The ManDate

Apr 18, 2009 09:27

Disclaimer - the arguments contained herein are meant for no one individual in particular, but culled from responses I received from this post - both on this site and in various conversations.

So, as I had alluded in a previous post, M. is planning a visit back to his alma mater to hang out with a bunch of old college buddies next weekend. It's something they did last year as well, and the reason he stated for not inviting me was sleeping arrangements (they weren't going to be getting hotel rooms, but rather camping out on someone's floor...as though I've never done this, but still, I understand it is difficult to just bring along an extra body when this is the case) - and that they may be talking about WoW the whole time so I might find it boring. I then posited, why are you going if it's going to be so tiresome and boring? Or do you just think that I would be bored (because of course I can't do non-normative things and not be bored out of my mind, right?)? The latter seems the case and I'm a little flabbergasted, because M. and I geek out over DDR together, we play frisbee golf, snowboard, we eat greasy diner food together, we make crass jokes and enjoy absurd internet finds (while I still refuse to watch one guy one cup, I'm pretty confident I could eat pizza through the whole gruesome affair) AND I scream louder at the TV during hockey. He's gone to poetry readings and concerts and opera with me, he's read and heard my poems, cooked with me, washed dishes regularly, and all sorts of other non-"manly" things.

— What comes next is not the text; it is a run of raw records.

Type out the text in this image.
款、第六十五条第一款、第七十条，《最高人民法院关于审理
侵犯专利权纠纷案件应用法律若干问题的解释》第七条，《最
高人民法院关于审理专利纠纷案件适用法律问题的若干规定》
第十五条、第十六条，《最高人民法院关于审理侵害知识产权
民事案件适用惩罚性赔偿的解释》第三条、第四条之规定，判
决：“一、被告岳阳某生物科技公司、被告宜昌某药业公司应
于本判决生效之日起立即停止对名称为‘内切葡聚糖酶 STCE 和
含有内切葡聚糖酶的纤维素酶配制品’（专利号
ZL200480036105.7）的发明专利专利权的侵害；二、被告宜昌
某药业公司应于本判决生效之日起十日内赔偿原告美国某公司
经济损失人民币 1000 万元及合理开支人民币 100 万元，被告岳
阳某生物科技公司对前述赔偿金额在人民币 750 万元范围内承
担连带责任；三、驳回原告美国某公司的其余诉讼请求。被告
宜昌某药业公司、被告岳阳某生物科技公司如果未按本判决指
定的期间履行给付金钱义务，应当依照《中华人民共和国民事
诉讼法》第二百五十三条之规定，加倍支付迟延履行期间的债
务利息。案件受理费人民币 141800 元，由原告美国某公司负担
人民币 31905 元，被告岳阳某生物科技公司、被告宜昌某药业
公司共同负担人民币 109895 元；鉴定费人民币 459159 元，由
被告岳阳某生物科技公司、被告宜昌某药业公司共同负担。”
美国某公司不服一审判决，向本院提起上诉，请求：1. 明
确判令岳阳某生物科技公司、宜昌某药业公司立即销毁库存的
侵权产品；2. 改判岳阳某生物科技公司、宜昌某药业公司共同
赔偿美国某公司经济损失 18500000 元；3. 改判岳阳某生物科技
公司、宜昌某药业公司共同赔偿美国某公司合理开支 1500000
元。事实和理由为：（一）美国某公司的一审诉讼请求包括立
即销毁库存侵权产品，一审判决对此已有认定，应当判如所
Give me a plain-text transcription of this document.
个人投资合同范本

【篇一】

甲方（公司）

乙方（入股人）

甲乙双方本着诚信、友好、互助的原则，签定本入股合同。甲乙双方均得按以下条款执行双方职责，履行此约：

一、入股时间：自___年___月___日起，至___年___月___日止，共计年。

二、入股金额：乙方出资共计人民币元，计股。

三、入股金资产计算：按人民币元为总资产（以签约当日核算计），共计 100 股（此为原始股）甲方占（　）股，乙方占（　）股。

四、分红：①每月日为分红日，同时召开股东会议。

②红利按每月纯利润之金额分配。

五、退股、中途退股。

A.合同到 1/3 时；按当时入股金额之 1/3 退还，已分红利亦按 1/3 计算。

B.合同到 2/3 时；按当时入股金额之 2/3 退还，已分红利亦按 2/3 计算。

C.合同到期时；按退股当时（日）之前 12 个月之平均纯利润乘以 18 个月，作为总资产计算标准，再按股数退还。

While I am glad that M. does not esteem or cling to the idea of "dude time", I feel he is often complicit in the culture of girls-go-here-boys-go-there socialization. I don't blame him, but I wish he would question his assumptions a little more critically.

Basically, my point is this: separate is NOT equal. When will men understand that we are not all delicate ladyflowers who must be sheltered from the rude man talk and that YES, they can be 'themselves' around us. If you can't be yourself around a woman, it begs the question, why should I trust you? Why should I value you if you can't be a sincere person and you have to wear some kind of lady-appropriate mask in order to interact with me?

If you are STILL not convinced that women are incapable of the grossitude of man talk, I beg you to read this. Though, be warned, if you are a dude who is still afraid of women's bodily functions, or bodily functions in general, I would suggest you skip it, though this too begs the question, why (if you are straight) do you fuck women you can't stand to be open with or see openly? I am of the school that there is no such goddamn thing as TMI. We are information processing and storing machines by nature, humans. Keep the information out of the silence, keep it flowing around (and I DO mean flowing!), because it is beautiful, and necessary (to tell nasty tampon stories). In short, don't let's isolate each other('s voices) more than we already are.